As a landlord in the high desert, I was doubling my evictions every year for the past several years.  However, I feel the judiciary is responsible, to some extent, for the increase in caseload, at least when it comes to Unlawful Detainers. 

I’m actually out of the landlord business at this point, having sold my last apartment complex this past October.  So as a parting, shot, I put the attached letter together which describes problems faced by mediated settlements in UD cases. 

Dear Judge Slough:

As a small time landlord, I have found it cost effective to represent myself in filing Unlawful Detainers (UD) against tenants for the situation of non-payment of rent.  In the Victorville district where my apartments are located and where my cases are tired, all pro-per plaintiffs such as myself are directed to mediation prior to the trial.

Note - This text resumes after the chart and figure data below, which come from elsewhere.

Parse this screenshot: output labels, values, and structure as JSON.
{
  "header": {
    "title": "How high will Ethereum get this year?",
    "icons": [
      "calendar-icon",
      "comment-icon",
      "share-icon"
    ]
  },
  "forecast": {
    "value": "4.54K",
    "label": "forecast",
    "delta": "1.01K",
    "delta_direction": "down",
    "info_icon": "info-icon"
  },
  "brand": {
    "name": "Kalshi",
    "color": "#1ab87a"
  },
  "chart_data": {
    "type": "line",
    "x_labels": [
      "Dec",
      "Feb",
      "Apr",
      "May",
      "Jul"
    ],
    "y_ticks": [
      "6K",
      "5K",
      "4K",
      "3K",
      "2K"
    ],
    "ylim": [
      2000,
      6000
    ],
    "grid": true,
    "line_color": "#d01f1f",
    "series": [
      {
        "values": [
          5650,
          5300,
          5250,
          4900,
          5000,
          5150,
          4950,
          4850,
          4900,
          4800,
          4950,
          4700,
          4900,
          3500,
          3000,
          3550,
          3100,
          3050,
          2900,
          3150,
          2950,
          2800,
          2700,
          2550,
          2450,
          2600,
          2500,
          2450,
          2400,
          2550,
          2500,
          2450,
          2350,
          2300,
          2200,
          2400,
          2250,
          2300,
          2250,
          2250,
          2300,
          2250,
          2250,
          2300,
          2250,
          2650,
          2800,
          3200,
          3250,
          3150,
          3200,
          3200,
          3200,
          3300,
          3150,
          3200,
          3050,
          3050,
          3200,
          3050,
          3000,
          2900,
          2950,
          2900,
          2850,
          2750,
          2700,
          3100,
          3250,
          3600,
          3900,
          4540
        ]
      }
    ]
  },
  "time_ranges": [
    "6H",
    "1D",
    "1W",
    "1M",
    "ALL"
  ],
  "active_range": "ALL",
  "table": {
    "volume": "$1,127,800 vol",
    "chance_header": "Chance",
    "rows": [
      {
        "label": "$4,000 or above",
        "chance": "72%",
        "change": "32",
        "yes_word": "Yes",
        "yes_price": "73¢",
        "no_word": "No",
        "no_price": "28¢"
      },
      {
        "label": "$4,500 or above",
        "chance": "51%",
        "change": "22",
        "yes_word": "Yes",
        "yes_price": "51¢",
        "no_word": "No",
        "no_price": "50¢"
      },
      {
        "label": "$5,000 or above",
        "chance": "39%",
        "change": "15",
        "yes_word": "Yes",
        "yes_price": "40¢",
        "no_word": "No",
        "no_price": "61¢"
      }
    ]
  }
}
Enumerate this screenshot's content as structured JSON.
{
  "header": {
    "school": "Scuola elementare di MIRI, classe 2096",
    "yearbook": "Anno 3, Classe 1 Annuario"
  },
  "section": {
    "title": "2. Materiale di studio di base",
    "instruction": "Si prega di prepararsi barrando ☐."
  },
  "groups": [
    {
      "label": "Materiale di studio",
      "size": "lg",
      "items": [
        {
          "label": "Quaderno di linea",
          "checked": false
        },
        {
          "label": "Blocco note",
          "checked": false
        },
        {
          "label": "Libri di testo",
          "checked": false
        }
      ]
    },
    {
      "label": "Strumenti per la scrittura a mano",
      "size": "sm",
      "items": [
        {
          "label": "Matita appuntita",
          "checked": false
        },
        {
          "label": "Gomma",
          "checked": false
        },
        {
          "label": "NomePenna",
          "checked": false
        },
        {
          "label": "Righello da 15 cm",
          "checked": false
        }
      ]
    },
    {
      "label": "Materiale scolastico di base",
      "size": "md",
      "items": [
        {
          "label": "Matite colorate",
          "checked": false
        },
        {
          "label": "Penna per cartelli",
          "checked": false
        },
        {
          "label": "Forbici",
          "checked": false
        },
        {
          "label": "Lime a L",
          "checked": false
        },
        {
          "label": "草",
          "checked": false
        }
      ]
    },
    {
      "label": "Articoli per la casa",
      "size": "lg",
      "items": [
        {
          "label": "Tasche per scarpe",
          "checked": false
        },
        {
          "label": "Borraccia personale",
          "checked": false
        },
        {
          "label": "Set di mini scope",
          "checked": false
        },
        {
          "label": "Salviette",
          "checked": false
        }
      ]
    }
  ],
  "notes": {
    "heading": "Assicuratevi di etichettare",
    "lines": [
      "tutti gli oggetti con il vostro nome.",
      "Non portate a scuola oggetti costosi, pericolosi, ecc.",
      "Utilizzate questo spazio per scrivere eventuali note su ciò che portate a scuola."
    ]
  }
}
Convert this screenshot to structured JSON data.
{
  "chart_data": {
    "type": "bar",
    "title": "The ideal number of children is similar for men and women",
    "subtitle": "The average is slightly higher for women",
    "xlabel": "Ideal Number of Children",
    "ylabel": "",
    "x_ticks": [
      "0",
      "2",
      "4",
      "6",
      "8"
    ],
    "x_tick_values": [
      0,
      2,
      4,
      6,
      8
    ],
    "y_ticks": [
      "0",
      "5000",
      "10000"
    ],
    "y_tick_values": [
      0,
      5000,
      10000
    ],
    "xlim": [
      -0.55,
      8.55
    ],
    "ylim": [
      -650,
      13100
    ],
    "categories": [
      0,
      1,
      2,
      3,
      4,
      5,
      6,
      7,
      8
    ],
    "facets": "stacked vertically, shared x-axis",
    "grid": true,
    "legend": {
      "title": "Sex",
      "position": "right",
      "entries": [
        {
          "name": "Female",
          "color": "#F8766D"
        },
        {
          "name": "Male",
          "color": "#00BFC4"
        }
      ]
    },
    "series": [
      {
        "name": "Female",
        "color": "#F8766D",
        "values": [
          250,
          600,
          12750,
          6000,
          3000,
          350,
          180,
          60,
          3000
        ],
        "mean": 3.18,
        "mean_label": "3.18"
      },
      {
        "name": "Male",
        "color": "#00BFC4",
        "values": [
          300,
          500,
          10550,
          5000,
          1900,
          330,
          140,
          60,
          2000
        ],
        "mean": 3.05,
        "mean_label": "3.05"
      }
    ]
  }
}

While mediation may serve in reducing the number of cases heard for a given day, there is an undesirable side to this procedure in the long term, for both the courts and the rental housing industry, particularly in poor neighborhoods.  UD cases which go to mediation, even when there is complete capitulation by the defendant, result in a sealed case for the defendant.  A sealed case prevents the legal item from showing up on the defendant’s credit history.  This, in turn, allows the tenant/defendant to skirt the most critical screening issue when they apply for rental housing as their credit history shows no evictions.

Since poor tenants generally have no credit history, public record items on credit reports are extremely important to landlords in identifying habitual deadbeat applicants.

My tenants have quickly spread the word among themselves that they can endure a UD with impunity and at no cost.  (Most of them are on some type of assistance program which qualifies them for a waiver on court fees in filing an answer and makes it difficult or impossible to collect on a judgment.)

The number of UDs I have filed in the past several years for non-payment of rent has doubled every year from 2011. 

  • 2011, there was one case
  • 2012 – two cases
  • 2013 – five cases
  • 2014 – nine cases 

Not one penny was collected by the court from the defendants in any of those cases for filing an answer to the UD and not one defendant prevailed in the hearings.

My response to this court procedure was initially to refuse mediation.  As a result of this approach, I was admonished by the judge who said the court ordered me to mediation – I had no choice.  Subsequently, I attended mediation hearings, but refused all options presented by the court mediator and continued on to trial where I prevailed in every case.

This policy of automatically sealing cases out of mediation seems to be an interpretation of Civil Procedure 1161.2 (a) (5) which stipulates that access to the case file is blocked if the tenant prevails.  I would ask the judiciary to consider the points I have presented above in their interpretation of this item and make a decision to seal or not seal on a case by case basis, irrespective of a mediated settlement. 

Sincerely, 

James A. Jonaitis 

Another complaint I have with the system is the ease with which defendants can get the taxpayers to pick up the $240 fee for filing an answer to an eviction, simply because they are on some type of government assistance.  No individual should be denied due process simply because of economic status, however, the judiciary is responsible for identifying superfluous lawsuits, as well as superfluous answers to lawsuits. 

Tenants are getting fee waivers for requesting a trial and then show up in court with no argument, or worse yet – they don’t even show up! 

James A. Jonaitis has been in the landlording business since 1986 and an AOA member the entire time.